Avec "sa façon compliquée de tenir une cigarette" et son "crâne dégarni", Kurtz, qui "a construit son succès mondial sur une oeuvre annonçant les crépuscules de notre civilisation", est inspiré de Michel Houellebecq. Traum, quant à lui, est un avatar de Pierre Mérot. Certaines scènes sont directement tirées de la relation entre les deux écrivains. Il y a récidive : l'auteur de Plateforme et de La possibilité d'une île, apparaît déjà sous les traits de Michel Bruno dans Mammifères (Flammarion) qui valut à Mérot le Prix de Flore en 2003. Toutefois, le projet de l'auteur semble moins de portraiturer jalousement son ancien ami et concurrent littéraire que de traiter de la transmission et de l'entraide salutaire entre les hommes (et les femmes).

Nécessaire cocktail

Kurtz, sous certaines de ses facettes, tient d'ailleurs plus de Mérot lui-même que de Houellebecq :
ses rapports avec les femmes, sa relation douloureuse à la mère, sont déjà ceux décrits dans Mammifères. Une autre obsession, centrale dans l'oeuvre de Pierre Mérot , l'alcool, fait jaillir ses vapeurs à toutes les pages. Un alcool déculpabilisé : le pastis pur fait sourdre la poésie et n'est qu'un doux penchant créatif.
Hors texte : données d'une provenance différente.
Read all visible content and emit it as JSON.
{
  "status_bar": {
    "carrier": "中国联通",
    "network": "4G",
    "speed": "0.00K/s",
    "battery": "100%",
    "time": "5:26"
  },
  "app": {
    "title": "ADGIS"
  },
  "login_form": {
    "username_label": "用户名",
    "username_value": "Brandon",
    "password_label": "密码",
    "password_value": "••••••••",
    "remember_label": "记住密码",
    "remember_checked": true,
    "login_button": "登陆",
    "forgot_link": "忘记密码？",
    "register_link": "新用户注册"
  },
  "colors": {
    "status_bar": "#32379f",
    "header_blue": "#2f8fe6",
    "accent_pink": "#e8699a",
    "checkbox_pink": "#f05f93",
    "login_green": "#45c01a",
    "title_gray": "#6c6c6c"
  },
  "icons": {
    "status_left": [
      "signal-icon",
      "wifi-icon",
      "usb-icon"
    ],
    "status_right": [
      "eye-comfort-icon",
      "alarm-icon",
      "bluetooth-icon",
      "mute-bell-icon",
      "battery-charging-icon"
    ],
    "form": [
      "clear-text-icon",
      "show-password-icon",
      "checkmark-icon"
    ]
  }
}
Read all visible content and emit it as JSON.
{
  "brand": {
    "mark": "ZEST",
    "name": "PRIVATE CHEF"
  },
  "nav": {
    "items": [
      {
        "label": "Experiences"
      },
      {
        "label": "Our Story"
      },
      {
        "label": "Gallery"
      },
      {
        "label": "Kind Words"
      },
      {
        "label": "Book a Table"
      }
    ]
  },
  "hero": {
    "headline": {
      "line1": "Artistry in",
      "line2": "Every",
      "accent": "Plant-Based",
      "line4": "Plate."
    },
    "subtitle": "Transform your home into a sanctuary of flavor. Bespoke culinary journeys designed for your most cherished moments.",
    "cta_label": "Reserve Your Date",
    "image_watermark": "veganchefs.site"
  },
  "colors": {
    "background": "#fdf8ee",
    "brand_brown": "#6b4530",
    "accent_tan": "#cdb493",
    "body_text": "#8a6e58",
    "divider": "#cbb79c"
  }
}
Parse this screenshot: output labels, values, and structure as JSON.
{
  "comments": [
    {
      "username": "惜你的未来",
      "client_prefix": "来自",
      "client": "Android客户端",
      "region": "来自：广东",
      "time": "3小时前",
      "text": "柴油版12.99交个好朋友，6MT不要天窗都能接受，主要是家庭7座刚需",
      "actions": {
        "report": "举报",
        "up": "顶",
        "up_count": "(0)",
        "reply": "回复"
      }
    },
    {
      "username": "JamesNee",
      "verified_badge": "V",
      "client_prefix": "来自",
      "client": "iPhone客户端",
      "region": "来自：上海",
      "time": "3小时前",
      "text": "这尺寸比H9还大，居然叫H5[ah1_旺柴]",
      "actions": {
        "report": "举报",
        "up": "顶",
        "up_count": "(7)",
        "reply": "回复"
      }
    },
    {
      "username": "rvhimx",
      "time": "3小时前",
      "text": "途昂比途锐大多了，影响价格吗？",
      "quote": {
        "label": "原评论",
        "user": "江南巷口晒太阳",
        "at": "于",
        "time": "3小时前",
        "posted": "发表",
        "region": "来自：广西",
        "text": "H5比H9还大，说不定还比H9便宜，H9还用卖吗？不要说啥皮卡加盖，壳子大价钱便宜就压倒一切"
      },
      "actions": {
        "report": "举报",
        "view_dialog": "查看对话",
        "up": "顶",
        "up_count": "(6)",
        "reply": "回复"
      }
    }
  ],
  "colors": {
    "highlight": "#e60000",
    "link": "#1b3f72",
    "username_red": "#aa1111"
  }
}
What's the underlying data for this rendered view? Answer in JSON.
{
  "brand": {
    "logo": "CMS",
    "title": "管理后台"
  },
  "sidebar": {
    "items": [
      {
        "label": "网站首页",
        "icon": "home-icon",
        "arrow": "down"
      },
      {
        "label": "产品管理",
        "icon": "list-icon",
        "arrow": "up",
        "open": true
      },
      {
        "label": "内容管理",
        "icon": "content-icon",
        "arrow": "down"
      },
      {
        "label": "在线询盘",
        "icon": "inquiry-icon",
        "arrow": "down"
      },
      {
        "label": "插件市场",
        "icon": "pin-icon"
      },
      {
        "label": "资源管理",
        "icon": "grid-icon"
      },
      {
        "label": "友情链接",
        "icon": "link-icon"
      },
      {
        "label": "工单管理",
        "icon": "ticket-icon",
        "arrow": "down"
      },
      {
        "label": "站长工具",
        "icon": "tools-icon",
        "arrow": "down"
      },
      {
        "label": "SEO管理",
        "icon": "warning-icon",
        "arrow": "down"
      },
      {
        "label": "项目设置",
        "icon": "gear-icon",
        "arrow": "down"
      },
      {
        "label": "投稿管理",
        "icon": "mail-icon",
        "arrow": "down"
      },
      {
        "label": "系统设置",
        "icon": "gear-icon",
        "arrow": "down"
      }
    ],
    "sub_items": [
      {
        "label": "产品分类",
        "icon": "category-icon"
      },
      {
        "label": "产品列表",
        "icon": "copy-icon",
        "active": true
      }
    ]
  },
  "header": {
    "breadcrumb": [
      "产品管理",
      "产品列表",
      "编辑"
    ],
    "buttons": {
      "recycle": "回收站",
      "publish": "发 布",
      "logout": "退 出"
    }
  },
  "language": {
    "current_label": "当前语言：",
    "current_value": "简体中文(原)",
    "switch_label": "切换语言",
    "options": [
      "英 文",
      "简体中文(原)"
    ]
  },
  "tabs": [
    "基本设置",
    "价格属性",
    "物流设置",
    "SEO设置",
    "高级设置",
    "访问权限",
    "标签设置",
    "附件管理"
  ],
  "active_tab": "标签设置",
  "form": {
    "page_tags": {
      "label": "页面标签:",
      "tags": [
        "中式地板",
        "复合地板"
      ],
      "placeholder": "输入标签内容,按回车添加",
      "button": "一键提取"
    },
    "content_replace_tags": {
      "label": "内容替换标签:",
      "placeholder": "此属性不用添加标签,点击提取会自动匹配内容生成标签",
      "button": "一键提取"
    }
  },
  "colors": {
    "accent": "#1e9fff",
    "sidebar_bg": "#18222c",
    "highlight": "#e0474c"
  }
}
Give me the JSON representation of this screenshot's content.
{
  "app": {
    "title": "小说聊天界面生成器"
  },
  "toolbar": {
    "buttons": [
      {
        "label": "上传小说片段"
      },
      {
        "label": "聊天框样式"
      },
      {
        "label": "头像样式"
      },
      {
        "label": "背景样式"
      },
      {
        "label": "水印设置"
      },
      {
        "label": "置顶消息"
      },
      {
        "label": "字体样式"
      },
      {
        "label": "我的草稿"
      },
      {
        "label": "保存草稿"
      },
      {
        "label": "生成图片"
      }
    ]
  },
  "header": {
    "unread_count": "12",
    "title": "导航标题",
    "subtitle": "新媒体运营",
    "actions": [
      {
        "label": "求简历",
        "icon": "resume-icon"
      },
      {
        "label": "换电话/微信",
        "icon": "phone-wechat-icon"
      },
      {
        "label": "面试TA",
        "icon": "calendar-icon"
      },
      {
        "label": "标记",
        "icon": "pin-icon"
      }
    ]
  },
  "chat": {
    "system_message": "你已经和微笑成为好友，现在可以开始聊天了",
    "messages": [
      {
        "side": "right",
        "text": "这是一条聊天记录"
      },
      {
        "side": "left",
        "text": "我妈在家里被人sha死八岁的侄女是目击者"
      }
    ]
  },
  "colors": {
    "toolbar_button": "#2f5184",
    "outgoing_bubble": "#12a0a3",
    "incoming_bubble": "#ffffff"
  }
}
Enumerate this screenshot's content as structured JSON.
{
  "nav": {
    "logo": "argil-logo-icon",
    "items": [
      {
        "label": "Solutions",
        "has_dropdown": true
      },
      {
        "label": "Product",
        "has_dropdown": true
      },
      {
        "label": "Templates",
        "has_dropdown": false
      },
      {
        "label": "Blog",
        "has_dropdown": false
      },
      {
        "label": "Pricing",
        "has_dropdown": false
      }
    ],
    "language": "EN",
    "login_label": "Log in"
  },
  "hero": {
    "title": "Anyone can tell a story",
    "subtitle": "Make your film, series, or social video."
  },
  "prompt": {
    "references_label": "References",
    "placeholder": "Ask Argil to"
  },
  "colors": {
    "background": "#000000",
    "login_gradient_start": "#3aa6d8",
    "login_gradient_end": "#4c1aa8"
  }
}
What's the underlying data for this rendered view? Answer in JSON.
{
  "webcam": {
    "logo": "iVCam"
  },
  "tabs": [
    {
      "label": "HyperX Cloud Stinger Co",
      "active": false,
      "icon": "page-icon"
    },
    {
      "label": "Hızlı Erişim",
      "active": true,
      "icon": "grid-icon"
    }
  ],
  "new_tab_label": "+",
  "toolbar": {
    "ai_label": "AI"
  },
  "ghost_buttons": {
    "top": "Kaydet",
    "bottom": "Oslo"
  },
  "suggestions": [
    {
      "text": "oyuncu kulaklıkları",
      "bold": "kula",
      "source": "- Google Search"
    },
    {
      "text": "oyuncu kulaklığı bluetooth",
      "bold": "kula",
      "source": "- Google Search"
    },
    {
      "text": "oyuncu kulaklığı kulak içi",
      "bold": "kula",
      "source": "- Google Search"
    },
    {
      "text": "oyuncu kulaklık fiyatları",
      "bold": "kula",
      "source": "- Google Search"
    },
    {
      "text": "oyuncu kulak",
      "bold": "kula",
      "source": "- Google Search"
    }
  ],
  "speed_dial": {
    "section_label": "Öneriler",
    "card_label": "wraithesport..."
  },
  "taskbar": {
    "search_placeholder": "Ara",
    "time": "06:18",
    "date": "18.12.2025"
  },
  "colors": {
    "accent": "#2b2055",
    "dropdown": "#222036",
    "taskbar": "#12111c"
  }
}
Arkansas balance entre la fable baroque, parfois onirique, et la parodie ironique, absurde même. Il faut bien ce cocktail et le langage inventif, (trop) ciselé, pour espérer faire avaler la pilule à un lecteur qui, au fil des pages, devra supporter soûlographies, pédo-pornographie et carnage. La poésie n'y suffit pas toujours. Alors, l'auteur a pris soin de faire conter la déchéance de Kurtz par d'autres - Traum puis Baragouin, qui devancent en quelque sorte la critique, dénonçant par avance ce que l'on pourrait reprocher au seul responsable : Pierre Mérot.